The demands for produce such as processed foods means that the primary force behind food production is also shifting away from rural farmers to city-based factories and processing plants.
This reality squeezes rural workers between the increased competition to sell their produce, but additionally the low (or existing) rate of pay for what they yield. This leads to agricultural workers maximising their individual input for little more than what they earned prior.
Altogether, these challenges mean that the growth and demand for farmer yield does not equate to the low growth of individual farmers’ wages.
This itself leads to more migration from the rural based populace to urban areas in search of a better livelihood, consequently causing a greater level of over-population, unemployment, and for the collective nations overall, an economy that is underserved by agriculture.
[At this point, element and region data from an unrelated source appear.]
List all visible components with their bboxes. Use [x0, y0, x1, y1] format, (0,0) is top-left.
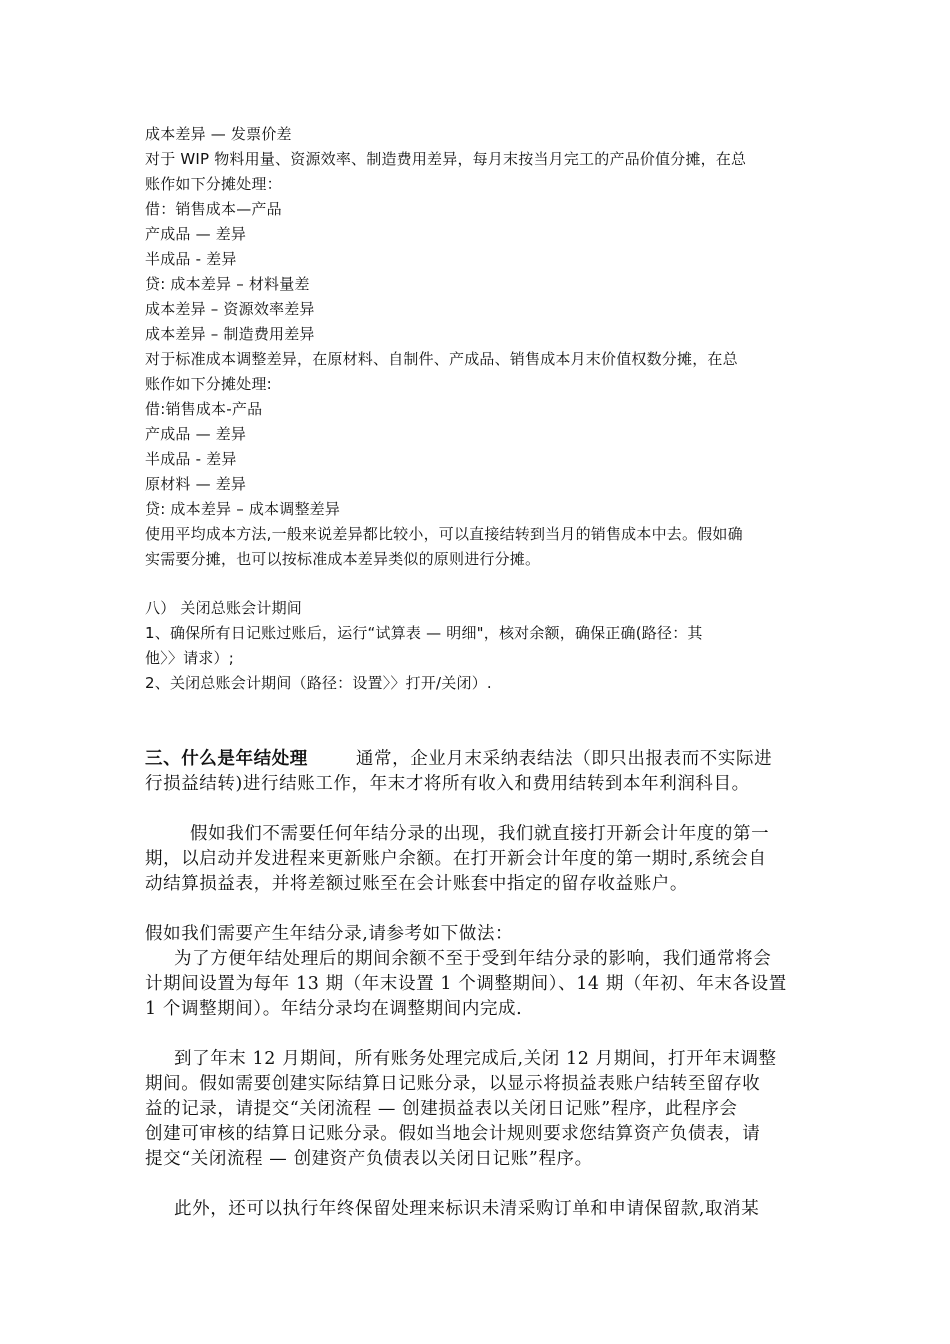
text-line: 账作如下分摊处理:: [145, 375, 272, 393]
text-line: 产成品 — 差异: [145, 225, 247, 243]
text-line: 动结算损益表，并将差额过账至在会计账套中指定的留存收益账户。: [145, 874, 688, 894]
text-line: 贷: 成本差异 – 成本调整差异: [145, 500, 341, 518]
text-line: 他〉〉请求）;: [145, 649, 234, 667]
text-line: 借：销售成本—产品: [145, 200, 282, 218]
text-line: 到了年末 12 月期间，所有账务处理完成后,关闭 12 月期间，打开年末调整: [174, 1049, 777, 1069]
text-line: 贷: 成本差异 – 材料量差: [145, 275, 310, 293]
text-line: 假如我们不需要任何年结分录的出现，我们就直接打开新会计年度的第一: [190, 824, 770, 844]
text-line: 此外，还可以执行年终保留处理来标识未清采购订单和申请保留款,取消某: [174, 1199, 760, 1219]
text-line: 半成品 - 差异: [145, 250, 237, 268]
text-line: 假如我们需要产生年结分录,请参考如下做法：: [145, 924, 514, 944]
text-line: 产成品 — 差异: [145, 425, 247, 443]
text-line: 对于标准成本调整差异，在原材料、自制件、产成品、销售成本月末价值权数分摊，在总: [145, 350, 738, 368]
text-line: 期，以启动并发进程来更新账户余额。在打开新会计年度的第一期时,系统会自: [145, 849, 767, 869]
text-line: 半成品 - 差异: [145, 450, 237, 468]
text-line: 1 个调整期间）。年结分录均在调整期间内完成.: [145, 999, 523, 1019]
text-line: 成本差异 – 资源效率差异: [145, 300, 315, 318]
text-line: 账作如下分摊处理：: [145, 175, 282, 193]
section3-heading: 三、什么是年结处理: [145, 749, 308, 769]
text-line: 2、关闭总账会计期间（路径：设置〉〉打开/关闭）.: [145, 674, 492, 692]
text-line: 创建可审核的结算日记账分录。假如当地会计规则要求您结算资产负债表，请: [145, 1124, 761, 1144]
text-line: 提交“关闭流程 — 创建资产负债表以关闭日记账”程序。: [145, 1149, 593, 1169]
text-line: 1、确保所有日记账过账后，运行“试算表 — 明细"，核对余额，确保正确(路径：其: [145, 624, 703, 642]
text-line: 计期间设置为每年 13 期（年末设置 1 个调整期间）、14 期（年初、年末各设置: [145, 974, 787, 994]
text-line: 实需要分摊，也可以按标准成本差异类似的原则进行分摊。: [145, 550, 541, 568]
text-line: 为了方便年结处理后的期间余额不至于受到年结分录的影响，我们通常将会: [174, 949, 772, 969]
text-line: 原材料 — 差异: [145, 475, 247, 493]
section-heading: 八） 关闭总账会计期间: [145, 599, 302, 617]
text-line: 使用平均成本方法,一般来说差异都比较小，可以直接结转到当月的销售成本中去。假如确: [145, 525, 743, 543]
text-line: 成本差异 — 发票价差: [145, 125, 292, 143]
text-line: 成本差异 – 制造费用差异: [145, 325, 315, 343]
text-line: 行损益结转)进行结账工作，年末才将所有收入和费用结转到本年利润科目。: [145, 774, 750, 794]
section3-intro-first: 通常，企业月末采纳表结法（即只出报表而不实际进: [355, 749, 773, 769]
section3-intro-line: [145, 747, 772, 771]
text-line: 期间。假如需要创建实际结算日记账分录，以显示将损益表账户结转至留存收: [145, 1074, 761, 1094]
text-line: 益的记录，请提交“关闭流程 — 创建损益表以关闭日记账”程序，此程序会: [145, 1099, 738, 1119]
text-line: 借:销售成本-产品: [145, 400, 263, 418]
text-line: 对于 WIP 物料用量、资源效率、制造费用差异，每月末按当月完工的产品价值分摊，在总: [145, 150, 747, 168]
With growing urban populations, produce demand, and migration away from rural locations, the governments of many African nations are investing in the agricultural industry and mass individual rural workers.
Raising the financial and living prospects of these workers will lower or even reverse the pattern of the staggering urban population shift seen over the course of the past few decades.
Meanwhile, it will provide more people with the desired livelihood in rural areas (consequently attracting more people back from urban areas to those of rural) – the cut back of unemployment will sufficiently raise the continental economy, and still allow for progressive the urban development necessary in the world today.
This kind of plan will increase the general inclusivity of growth among African people (urban and rural), allowing a greater level of fair and proportionate earning among them, leading to better welfare and living standards across the board.